Attack science: Use terms such as 'junk science' and 'bad science.' Withhold data that may damage your product. Fund your own research that gets the answer you're looking for. Fund 'sympathetic' researchers.

Attack scientists: Create doubt by attacking the integrity of a scientist who may have discovered some inconvenient truths about your products or industry. Sue, or threaten to sue, scientists. Infiltrate science groups.

Create arm's length organizations: Create front groups. Sponsor conferences and workshops. Distribute your message through pamphlets and booklets, and actively through social media.

Manufacture false debate: Create the impression there's a controversy. Demand balance, especially from journalists. Divert attention from harmful products. Focus on corporate social responsibility, and set up foundations. Focus on other issues as the problem, such as physical activity instead of diet, for example.

Frame issues in creative ways: Insist the problem is complex, and it would be premature to suggest remedies. Insist that parents, and not governments, should influence the behavior of their children. Use colorful imagery, and words like 'speculative,' 'oversimplified,' 'premature,' and 'unbalanced.' Diminish the severity of the problem.

Fund industry disinformation campaigns: Run disinformation campaigns, and co-opt celebrities and sympathetic 'expert' witnesses to represent your case.

Influence the political agenda: Donate to political parties. Invest heavily in paid lobbyists. Target former politicians or their advisers to become sympathizers to your cause.

These tactics work wonderfully, and Coca-Cola used most of them. In the early 1970s, when scientists were trying to figure out just why cardiovascular disease was reaching epidemic proportions, the corporation wanted to strangle at birth any suspicions that sugar might be the culprit.

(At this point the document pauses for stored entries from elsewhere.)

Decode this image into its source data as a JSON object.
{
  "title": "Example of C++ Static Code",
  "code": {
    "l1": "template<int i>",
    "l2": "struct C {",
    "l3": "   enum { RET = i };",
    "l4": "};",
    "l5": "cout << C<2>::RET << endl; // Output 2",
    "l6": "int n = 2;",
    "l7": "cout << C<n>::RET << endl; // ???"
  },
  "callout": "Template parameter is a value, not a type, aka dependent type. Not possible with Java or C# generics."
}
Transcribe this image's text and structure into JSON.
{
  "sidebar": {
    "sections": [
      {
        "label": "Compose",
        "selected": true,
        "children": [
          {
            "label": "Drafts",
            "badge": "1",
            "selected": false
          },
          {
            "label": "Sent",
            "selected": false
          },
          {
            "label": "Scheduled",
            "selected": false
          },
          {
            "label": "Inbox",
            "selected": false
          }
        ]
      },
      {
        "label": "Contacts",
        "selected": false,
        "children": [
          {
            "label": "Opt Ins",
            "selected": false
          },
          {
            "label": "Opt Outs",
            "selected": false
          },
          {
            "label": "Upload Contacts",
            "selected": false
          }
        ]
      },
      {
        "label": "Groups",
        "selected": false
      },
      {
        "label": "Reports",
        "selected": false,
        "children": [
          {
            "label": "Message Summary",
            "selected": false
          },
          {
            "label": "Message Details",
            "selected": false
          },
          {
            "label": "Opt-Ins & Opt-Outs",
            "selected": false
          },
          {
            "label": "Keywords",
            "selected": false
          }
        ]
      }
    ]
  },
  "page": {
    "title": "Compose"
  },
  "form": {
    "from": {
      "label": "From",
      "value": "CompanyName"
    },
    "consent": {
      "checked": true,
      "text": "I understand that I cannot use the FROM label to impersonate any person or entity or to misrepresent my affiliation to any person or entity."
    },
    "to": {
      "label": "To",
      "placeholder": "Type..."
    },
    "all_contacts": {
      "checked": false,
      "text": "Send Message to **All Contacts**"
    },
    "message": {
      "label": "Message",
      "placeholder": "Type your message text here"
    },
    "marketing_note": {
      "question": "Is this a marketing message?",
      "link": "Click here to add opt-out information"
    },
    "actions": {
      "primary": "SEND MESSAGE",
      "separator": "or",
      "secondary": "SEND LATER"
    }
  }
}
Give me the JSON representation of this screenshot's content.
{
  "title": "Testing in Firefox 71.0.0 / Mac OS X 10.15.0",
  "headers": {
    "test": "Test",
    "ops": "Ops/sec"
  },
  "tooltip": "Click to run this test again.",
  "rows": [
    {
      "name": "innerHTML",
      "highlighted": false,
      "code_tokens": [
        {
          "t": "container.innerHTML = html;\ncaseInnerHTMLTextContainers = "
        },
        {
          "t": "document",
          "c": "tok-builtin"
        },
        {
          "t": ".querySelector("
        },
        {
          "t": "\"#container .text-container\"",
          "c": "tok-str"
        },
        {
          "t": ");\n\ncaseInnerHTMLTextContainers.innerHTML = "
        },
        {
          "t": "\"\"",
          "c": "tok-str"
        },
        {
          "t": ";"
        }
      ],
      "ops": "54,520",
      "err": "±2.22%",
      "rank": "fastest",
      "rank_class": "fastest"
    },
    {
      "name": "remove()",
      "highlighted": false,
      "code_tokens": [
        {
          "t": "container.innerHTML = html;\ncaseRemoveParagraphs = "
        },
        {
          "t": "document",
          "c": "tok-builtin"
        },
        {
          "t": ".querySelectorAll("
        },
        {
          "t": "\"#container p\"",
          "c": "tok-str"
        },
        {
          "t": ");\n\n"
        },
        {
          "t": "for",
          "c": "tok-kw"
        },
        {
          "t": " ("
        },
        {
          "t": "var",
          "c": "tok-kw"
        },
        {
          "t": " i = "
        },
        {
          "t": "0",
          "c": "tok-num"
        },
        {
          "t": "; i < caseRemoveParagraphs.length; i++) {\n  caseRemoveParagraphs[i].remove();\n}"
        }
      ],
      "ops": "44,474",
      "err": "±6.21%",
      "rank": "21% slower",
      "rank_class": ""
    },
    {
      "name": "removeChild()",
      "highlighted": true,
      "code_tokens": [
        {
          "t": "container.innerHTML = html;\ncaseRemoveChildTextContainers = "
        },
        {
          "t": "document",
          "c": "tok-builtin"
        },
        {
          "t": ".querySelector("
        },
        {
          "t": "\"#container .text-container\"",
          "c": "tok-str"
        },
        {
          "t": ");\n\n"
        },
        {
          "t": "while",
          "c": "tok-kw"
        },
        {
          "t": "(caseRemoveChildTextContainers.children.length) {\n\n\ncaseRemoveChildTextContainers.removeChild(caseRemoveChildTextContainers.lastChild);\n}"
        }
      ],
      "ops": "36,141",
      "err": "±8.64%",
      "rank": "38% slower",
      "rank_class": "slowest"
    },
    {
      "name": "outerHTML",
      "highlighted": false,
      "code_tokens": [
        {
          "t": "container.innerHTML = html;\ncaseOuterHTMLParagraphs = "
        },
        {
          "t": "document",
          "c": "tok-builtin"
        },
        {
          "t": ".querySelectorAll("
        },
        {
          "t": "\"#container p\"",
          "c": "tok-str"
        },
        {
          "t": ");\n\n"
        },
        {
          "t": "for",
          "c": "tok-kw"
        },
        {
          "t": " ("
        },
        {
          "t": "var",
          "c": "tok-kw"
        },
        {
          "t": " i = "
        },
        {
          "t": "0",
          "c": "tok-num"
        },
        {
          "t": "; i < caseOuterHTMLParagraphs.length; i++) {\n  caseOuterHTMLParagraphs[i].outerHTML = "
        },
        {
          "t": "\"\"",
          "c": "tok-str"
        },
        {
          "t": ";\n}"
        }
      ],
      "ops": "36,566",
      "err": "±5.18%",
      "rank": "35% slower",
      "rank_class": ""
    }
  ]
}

There was already a move toward fats being to blame, thanks to the fake research of Ancel Keyes, but there was one problem: an English professor, John Yudkin, was certain that sugar was the real problem, and had even written a book, Pure, White and Deadly, to make his point.

Poor Yudkin never stood a chance. His research was discredited, 'alternative' research was carried out that proved him wrong, he was locked out of his facilities at his university, his talks were mysteriously canceled at the last minute, and he became a laughingstock of the scientific community. Yudkin retired a broken, and very disillusioned, man.

Of course, he was right, and he is championed by brave scientists of today such as Robert Lustig, a professor of pediatric endocrinology at the University of California, San Francisco. "Everything this man [Yudkin] said in 1972 was the God's honest truth," Lustig has told journalists.

Of course it was, but it was up against fake real news, and there's only one winner in a fight like that.